Editor: David Reiss
Brooklyn Law School

February 24, 2014

Long-Term Homeownership Affordability

By David Reiss

Amnon Lehavi has posted Can the Resale Housing Market Be Split to Facilitate Long-Term Affordability? to SSRN.  The paper argues that

a comprehensive affordable housing policy requires the formal splitting of the homeownership market into (at least) two distinct segments: one designated for the general public and following a conventional pricing mechanism through free market supply and demand, and the other designated for eligible households and controlling both initial supply and subsequent resale of housing units through regulated affordability-oriented pricing mechanisms.

While regulation of the pricing of affordable housing units during their initial allocation is a standard feature of housing policy–whether such affordable units are produced by a public authority or a private developer–regulation of pricing upon resale to subsequent buyers has received less attention as a matter of both theory and practice, thus leaving a substantial gap in

design mechanisms aimed at promoting a sustainable affordable housing policy.(1)

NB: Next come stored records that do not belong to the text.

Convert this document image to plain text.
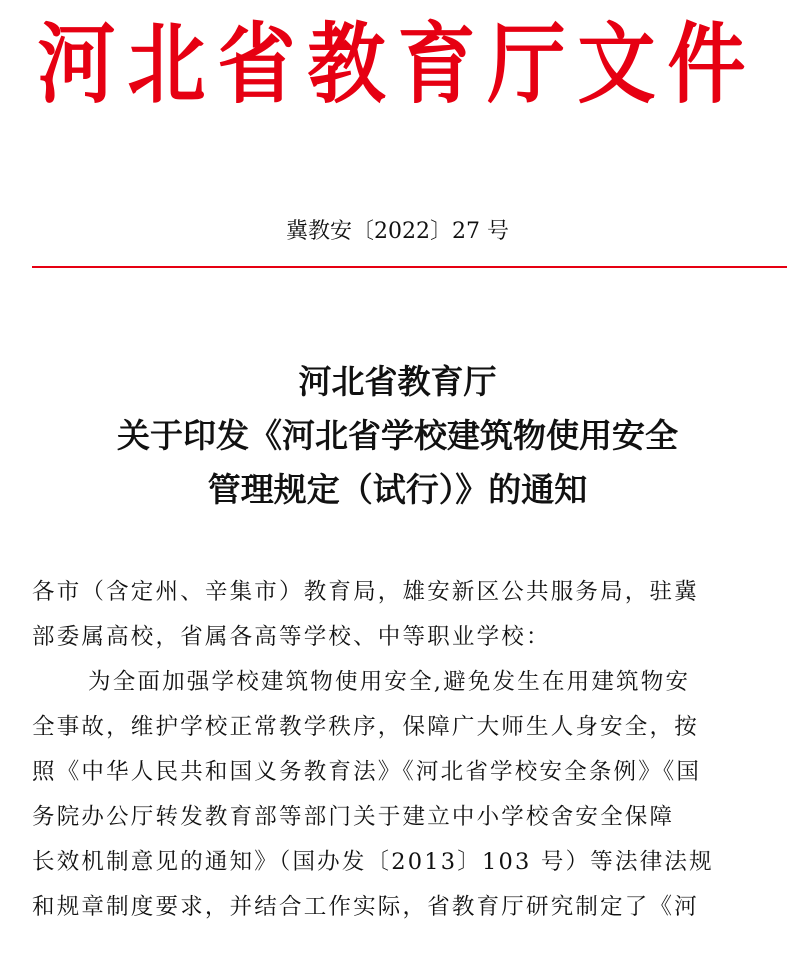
河北省教育厅文件
冀教安〔2022〕27 号
河北省教育厅
关于印发《河北省学校建筑物使用安全
管理规定（试行）》的通知
各市（含定州、辛集市）教育局，雄安新区公共服务局，驻冀
部委属高校，省属各高等学校、中等职业学校：
为全面加强学校建筑物使用安全,避免发生在用建筑物安
全事故，维护学校正常教学秩序，保障广大师生人身安全，按
照《中华人民共和国义务教育法》《河北省学校安全条例》《国
务院办公厅转发教育部等部门关于建立中小学校舍安全保障
长效机制意见的通知》（国办发〔2013〕103 号）等法律法规
和规章制度要求，并结合工作实际，省教育厅研究制定了《河
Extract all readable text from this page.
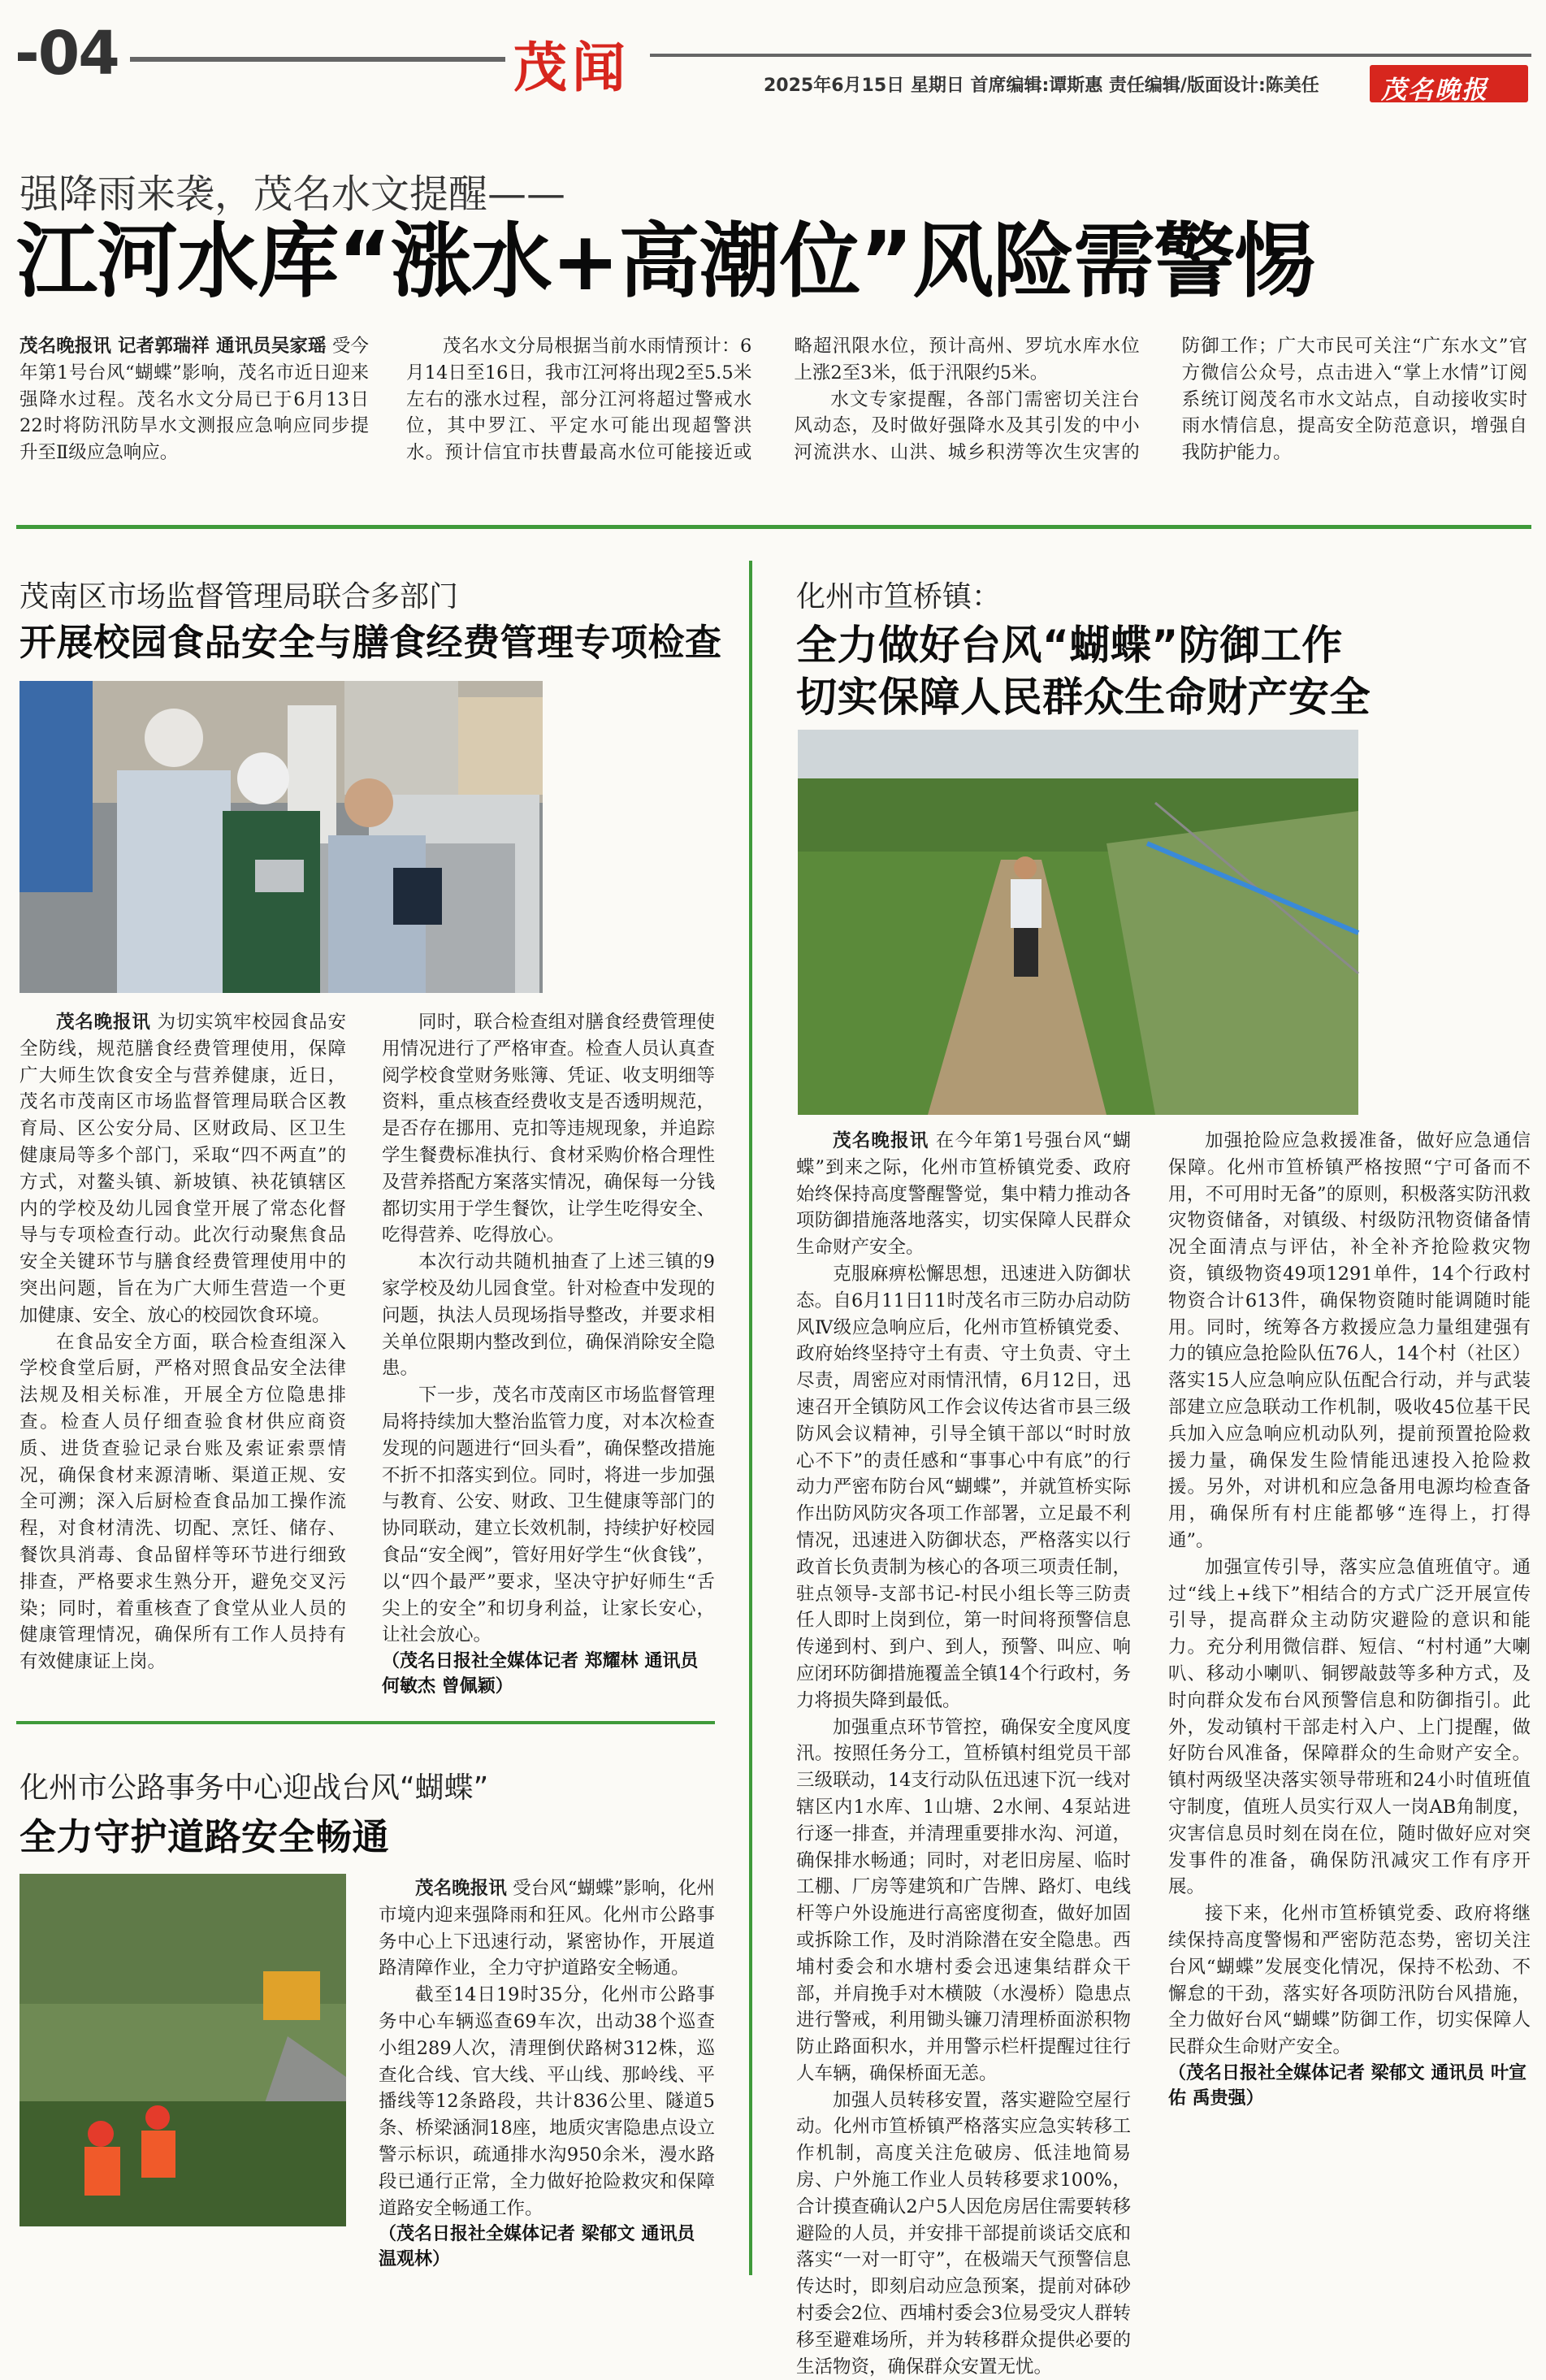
-04	茂闻	2025年6月15日 星期日 首席编辑:谭斯惠 责任编辑/版面设计:陈美任 茂名晚报
强降雨来袭，茂名水文提醒——
江河水库“涨水+高潮位”风险需警惕

茂名晚报讯 记者郭瑞祥 通讯员吴家瑶 受今年第1号台风“蝴蝶”影响，茂名市近日迎来强降水过程。茂名水文分局已于6月13日22时将防汛防旱水文测报应急响应同步提升至Ⅱ级应急响应。

茂名水文分局根据当前水雨情预计：6月14日至16日，我市江河将出现2至5.5米左右的涨水过程，部分江河将超过警戒水位，其中罗江、平定水可能出现超警洪水。预计信宜市扶曹最高水位可能接近或略超汛限水位，预计高州、罗坑水库水位上涨2至3米，低于汛限约5米。

水文专家提醒，各部门需密切关注台风动态，及时做好强降水及其引发的中小河流洪水、山洪、城乡积涝等次生灾害的防御工作；广大市民可关注“广东水文”官方微信公众号，点击进入“掌上水情”订阅系统订阅茂名市水文站点，自动接收实时雨水情信息，提高安全防范意识，增强自我防护能力。

茂南区市场监督管理局联合多部门
开展校园食品安全与膳食经费管理专项检查

茂名晚报讯 为切实筑牢校园食品安全防线，规范膳食经费管理使用，保障广大师生饮食安全与营养健康，近日，茂名市茂南区市场监督管理局联合区教育局、区公安分局、区财政局、区卫生健康局等多个部门，采取“四不两直”的方式，对鳌头镇、新坡镇、袂花镇辖区内的学校及幼儿园食堂开展了常态化督导与专项检查行动。此次行动聚焦食品安全关键环节与膳食经费管理使用中的突出问题，旨在为广大师生营造一个更加健康、安全、放心的校园饮食环境。

在食品安全方面，联合检查组深入学校食堂后厨，严格对照食品安全法律法规及相关标准，开展全方位隐患排查。检查人员仔细查验食材供应商资质、进货查验记录台账及索证索票情况，确保食材来源清晰、渠道正规、安全可溯；深入后厨检查食品加工操作流程，对食材清洗、切配、烹饪、储存、餐饮具消毒、食品留样等环节进行细致排查，严格要求生熟分开，避免交叉污染；同时，着重核查了食堂从业人员的健康管理情况，确保所有工作人员持有有效健康证上岗。

同时，联合检查组对膳食经费管理使用情况进行了严格审查。检查人员认真查阅学校食堂财务账簿、凭证、收支明细等资料，重点核查经费收支是否透明规范，是否存在挪用、克扣等违规现象，并追踪学生餐费标准执行、食材采购价格合理性及营养搭配方案落实情况，确保每一分钱都切实用于学生餐饮，让学生吃得安全、吃得营养、吃得放心。

本次行动共随机抽查了上述三镇的9家学校及幼儿园食堂。针对检查中发现的问题，执法人员现场指导整改，并要求相关单位限期内整改到位，确保消除安全隐患。

下一步，茂名市茂南区市场监督管理局将持续加大整治监管力度，对本次检查发现的问题进行“回头看”，确保整改措施不折不扣落实到位。同时，将进一步加强与教育、公安、财政、卫生健康等部门的协同联动，建立长效机制，持续护好校园食品“安全阀”，管好用好学生“伙食钱”，以“四个最严”要求，坚决守护好师生“舌尖上的安全”和切身利益，让家长安心，让社会放心。

（茂名日报社全媒体记者 郑耀林 通讯员 何敏杰 曾佩颖）

化州市公路事务中心迎战台风“蝴蝶”
全力守护道路安全畅通

茂名晚报讯 受台风“蝴蝶”影响，化州市境内迎来强降雨和狂风。化州市公路事务中心上下迅速行动，紧密协作，开展道路清障作业，全力守护道路安全畅通。

截至14日19时35分，化州市公路事务中心车辆巡查69车次，出动38个巡查小组289人次，清理倒伏路树312株，巡查化合线、官大线、平山线、那岭线、平播线等12条路段，共计836公里、隧道5条、桥梁涵洞18座，地质灾害隐患点设立警示标识，疏通排水沟950余米，漫水路段已通行正常，全力做好抢险救灾和保障道路安全畅通工作。

（茂名日报社全媒体记者 梁郁文 通讯员 温观林）

化州市笪桥镇：
全力做好台风“蝴蝶”防御工作
切实保障人民群众生命财产安全

茂名晚报讯 在今年第1号强台风“蝴蝶”到来之际，化州市笪桥镇党委、政府始终保持高度警醒警觉，集中精力推动各项防御措施落地落实，切实保障人民群众生命财产安全。

克服麻痹松懈思想，迅速进入防御状态。自6月11日11时茂名市三防办启动防风Ⅳ级应急响应后，化州市笪桥镇党委、政府始终坚持守土有责、守土负责、守土尽责，周密应对雨情汛情，6月12日，迅速召开全镇防风工作会议传达省市县三级防风会议精神，引导全镇干部以“时时放心不下”的责任感和“事事心中有底”的行动力严密布防台风“蝴蝶”，并就笪桥实际作出防风防灾各项工作部署，立足最不利情况，迅速进入防御状态，严格落实以行政首长负责制为核心的各项三项责任制，驻点领导-支部书记-村民小组长等三防责任人即时上岗到位，第一时间将预警信息传递到村、到户、到人，预警、叫应、响应闭环防御措施覆盖全镇14个行政村，务力将损失降到最低。

加强重点环节管控，确保安全度风度汛。按照任务分工，笪桥镇村组党员干部三级联动，14支行动队伍迅速下沉一线对辖区内1水库、1山塘、2水闸、4泵站进行逐一排查，并清理重要排水沟、河道，确保排水畅通；同时，对老旧房屋、临时工棚、厂房等建筑和广告牌、路灯、电线杆等户外设施进行高密度彻查，做好加固或拆除工作，及时消除潜在安全隐患。西埔村委会和水塘村委会迅速集结群众干部，并肩挽手对木横陂（水漫桥）隐患点进行警戒，利用锄头镰刀清理桥面淤积物防止路面积水，并用警示栏杆提醒过往行人车辆，确保桥面无恙。

加强人员转移安置，落实避险空屋行动。化州市笪桥镇严格落实应急实转移工作机制，高度关注危破房、低洼地简易房、户外施工作业人员转移要求100%，合计摸查确认2户5人因危房居住需要转移避险的人员，并安排干部提前谈话交底和落实“一对一盯守”，在极端天气预警信息传达时，即刻启动应急预案，提前对砵砂村委会2位、西埔村委会3位易受灾人群转移至避难场所，并为转移群众提供必要的生活物资，确保群众安置无忧。

加强抢险应急救援准备，做好应急通信保障。化州市笪桥镇严格按照“宁可备而不用，不可用时无备”的原则，积极落实防汛救灾物资储备，对镇级、村级防汛物资储备情况全面清点与评估，补全补齐抢险救灾物资，镇级物资49项1291单件，14个行政村物资合计613件，确保物资随时能调随时能用。同时，统筹各方救援应急力量组建强有力的镇应急抢险队伍76人，14个村（社区）落实15人应急响应队伍配合行动，并与武装部建立应急联动工作机制，吸收45位基干民兵加入应急响应机动队列，提前预置抢险救援力量，确保发生险情能迅速投入抢险救援。另外，对讲机和应急备用电源均检查备用，确保所有村庄能都够“连得上，打得通”。

加强宣传引导，落实应急值班值守。通过“线上+线下”相结合的方式广泛开展宣传引导，提高群众主动防灾避险的意识和能力。充分利用微信群、短信、“村村通”大喇叭、移动小喇叭、铜锣敲鼓等多种方式，及时向群众发布台风预警信息和防御指引。此外，发动镇村干部走村入户、上门提醒，做好防台风准备，保障群众的生命财产安全。镇村两级坚决落实领导带班和24小时值班值守制度，值班人员实行双人一岗AB角制度，灾害信息员时刻在岗在位，随时做好应对突发事件的准备，确保防汛减灾工作有序开展。

接下来，化州市笪桥镇党委、政府将继续保持高度警惕和严密防范态势，密切关注台风“蝴蝶”发展变化情况，保持不松劲、不懈怠的干劲，落实好各项防汛防台风措施，全力做好台风“蝴蝶”防御工作，切实保障人民群众生命财产安全。

（茂名日报社全媒体记者 梁郁文 通讯员 叶宣佑 禹贵强）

This is not really a new argument, but the paper takes the position that existing efforts to regulate resales of affordable housing in the homeownership market can be scaled up significantly. The paper does not take on some of the bigger questions that this position implicates — for instance, should scarce homeownership dollars be spent on rental housing instead — but it does develop a concrete proposal:

This paper seeks to enrich policy design options by introducing two alternative cap-on-resale mechanisms for the affordable housing segment: “Mixed Indexed Cap” (MIC) and “Pure Indexed Cap” (PIC). It explains how such models could be utilized to attain a policy goal of promoting long-term social mobility, allowing multiple low- and modest-income households to engage in capital building by sequentially enjoying increments of appreciation of properties in the affordable housing segment.

In so doing, the paper addresses a series of challenges posed by the design of a cap-on-resale mechanism: Could such a mechanism ensure that the homeowner is granted a fair return upon resale, providing the owner with proper incentives to invest efficiently in the property during the tenure, while setting up a resale rate that would make the unit truly affordable for future homebuyers? (1)

New York Ciy has experimented with affordable homeownership and has not come up with an ideal solution to the problem of affordability upon resale. Given the renewed focus on affordable housing policy in NYC, this attention to affordable homeownership policy is most welcome.